Game Director Ralph Fulton verteidigt die Rollenspiel-Kompetenz von Fable mit einem bemerkenswerten Blick hinter die Kulissen der Entwicklung. In einem Interview räumte der Studiochef mit den hartnäckigen Vorbehalten gegen das Studio auf. Die gesamte Mannschaft sei gezielt aus treuen Anhängern der ursprünglichen Reihe rekrutiert worden. Ob dieser emotionale Brückenschlag reicht, um die Skepsis der Community endgültig zu begraben, muss sich allerdings erst noch beweisen.
Fankultur statt Rennspiel-Routine als Einstellungskriterium
Im Interview auf der Future Games Show legte Game Director Ralph Fulton offen, dass das Entwicklerteam von Fable von Grund auf neu aufgebaut wurde und ausnahmslos aus leidenschaftlichen Fans der originalen Trilogie besteht. „Jedes einzelne Mitglied des Teams ist in erster Linie ein Fable-Fan“, betonte Fulton über die Neubesetzung. Viele Mitarbeiter seien aus aller Welt nach Warwickshire gezogen, getrieben allein von der Faszination für die Reihe.
Diese Rekrutierungsoffensive soll vor allem eines bezwecken: den Vorbehalten der Community den Boden zu entziehen. Wer die oft turbulente Geschichte hinter Fable verfolgt hat, kennt das Misstrauen gegenüber einem Studio, das bisher fast ausschließlich für technisch makellose Rennspiele bekannt war.
Doch, schnelle Sportwagen und schlammige Pisten garantieren nun einmal kein spielerisches Gespür für ein britisches Märchen-RPG.

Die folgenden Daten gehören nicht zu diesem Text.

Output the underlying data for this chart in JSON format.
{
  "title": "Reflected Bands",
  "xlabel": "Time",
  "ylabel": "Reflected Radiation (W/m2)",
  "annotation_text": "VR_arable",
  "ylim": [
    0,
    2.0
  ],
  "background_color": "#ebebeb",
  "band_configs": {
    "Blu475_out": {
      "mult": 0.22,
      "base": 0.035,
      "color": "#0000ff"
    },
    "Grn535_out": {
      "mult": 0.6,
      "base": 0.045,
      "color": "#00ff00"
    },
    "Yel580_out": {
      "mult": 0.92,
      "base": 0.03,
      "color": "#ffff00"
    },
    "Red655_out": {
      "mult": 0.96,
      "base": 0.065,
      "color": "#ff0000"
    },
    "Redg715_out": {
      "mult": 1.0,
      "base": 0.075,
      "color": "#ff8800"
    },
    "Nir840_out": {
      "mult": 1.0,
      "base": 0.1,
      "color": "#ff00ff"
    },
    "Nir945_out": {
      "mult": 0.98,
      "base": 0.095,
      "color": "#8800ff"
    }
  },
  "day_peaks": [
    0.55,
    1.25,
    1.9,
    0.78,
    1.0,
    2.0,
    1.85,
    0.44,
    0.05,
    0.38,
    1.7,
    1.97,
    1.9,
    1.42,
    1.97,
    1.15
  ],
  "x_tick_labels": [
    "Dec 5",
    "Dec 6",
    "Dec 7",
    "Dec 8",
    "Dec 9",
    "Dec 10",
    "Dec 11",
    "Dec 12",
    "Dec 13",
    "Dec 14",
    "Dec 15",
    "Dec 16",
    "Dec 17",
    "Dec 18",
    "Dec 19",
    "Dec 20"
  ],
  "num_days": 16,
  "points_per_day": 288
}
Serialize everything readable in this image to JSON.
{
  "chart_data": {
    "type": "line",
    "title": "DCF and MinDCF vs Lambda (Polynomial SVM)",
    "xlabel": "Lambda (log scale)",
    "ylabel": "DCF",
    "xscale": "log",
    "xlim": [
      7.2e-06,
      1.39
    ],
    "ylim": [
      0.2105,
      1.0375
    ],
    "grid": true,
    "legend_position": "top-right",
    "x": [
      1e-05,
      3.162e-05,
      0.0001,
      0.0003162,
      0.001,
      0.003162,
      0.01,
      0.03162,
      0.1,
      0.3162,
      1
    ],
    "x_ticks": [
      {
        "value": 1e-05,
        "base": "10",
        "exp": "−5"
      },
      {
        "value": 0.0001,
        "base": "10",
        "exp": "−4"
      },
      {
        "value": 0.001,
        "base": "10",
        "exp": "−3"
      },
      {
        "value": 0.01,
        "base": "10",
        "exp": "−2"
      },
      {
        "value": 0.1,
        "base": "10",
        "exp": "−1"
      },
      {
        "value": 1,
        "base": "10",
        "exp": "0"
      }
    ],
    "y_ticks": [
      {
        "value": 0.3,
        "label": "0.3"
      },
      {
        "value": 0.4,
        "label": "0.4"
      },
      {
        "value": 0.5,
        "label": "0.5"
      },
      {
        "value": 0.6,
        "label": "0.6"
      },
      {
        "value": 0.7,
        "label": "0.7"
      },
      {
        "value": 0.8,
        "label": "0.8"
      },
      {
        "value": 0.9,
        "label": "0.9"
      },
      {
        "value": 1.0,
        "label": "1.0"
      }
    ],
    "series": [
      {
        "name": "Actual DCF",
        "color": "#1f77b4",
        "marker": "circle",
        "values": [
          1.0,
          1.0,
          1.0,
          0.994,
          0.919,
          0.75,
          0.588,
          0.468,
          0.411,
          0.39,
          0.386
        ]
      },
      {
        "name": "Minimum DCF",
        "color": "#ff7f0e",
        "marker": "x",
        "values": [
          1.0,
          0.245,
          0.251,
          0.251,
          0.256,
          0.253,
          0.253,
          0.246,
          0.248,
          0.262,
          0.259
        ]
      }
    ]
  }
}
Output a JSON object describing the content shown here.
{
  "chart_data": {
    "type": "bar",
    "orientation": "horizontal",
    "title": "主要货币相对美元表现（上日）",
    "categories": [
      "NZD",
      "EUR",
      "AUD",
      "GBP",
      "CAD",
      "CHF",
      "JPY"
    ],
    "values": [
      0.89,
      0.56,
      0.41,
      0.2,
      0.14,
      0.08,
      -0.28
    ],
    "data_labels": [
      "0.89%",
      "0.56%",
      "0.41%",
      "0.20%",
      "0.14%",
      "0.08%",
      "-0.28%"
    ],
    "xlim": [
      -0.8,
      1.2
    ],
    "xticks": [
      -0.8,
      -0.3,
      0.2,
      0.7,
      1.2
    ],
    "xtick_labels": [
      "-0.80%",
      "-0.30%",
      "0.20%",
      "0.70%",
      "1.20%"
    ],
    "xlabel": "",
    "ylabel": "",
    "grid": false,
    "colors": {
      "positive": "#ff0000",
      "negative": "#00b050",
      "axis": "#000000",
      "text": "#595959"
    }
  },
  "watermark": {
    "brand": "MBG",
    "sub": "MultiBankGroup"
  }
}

Die schwere Hypothek der alten Lionhead-Tage
Der Verweis auf die eigene Belegschaft entspringt einer nüchternen Notwendigkeit. Lionhead Studios hinterließ 2016 eine schmerzhafte Lücke im Genre. Peter Molyneux und sein damaliges Team prägten Albion mit schwarzem Humor, bizarren Figuren und schonungslosen Moralkonsequenzen. Ein solch eigenwilliger Tonfall lässt sich nicht einfach am Reißbrett planen.
Deshalb verwarf das Studio frühe Pläne für eine simple Fortsetzung und setzte stattdessen auf Reboot statt Fortsetzung, um die Spielwelt ohne Altlasten neu aufzubauen. Die neu formierte Mannschaft soll garantieren, dass der skurrile Charme der Vorbilder überlebt, während zeitgemäße Mechaniken den drögen Zahlen-Wahn klassischer Rollenspiele ersetzen.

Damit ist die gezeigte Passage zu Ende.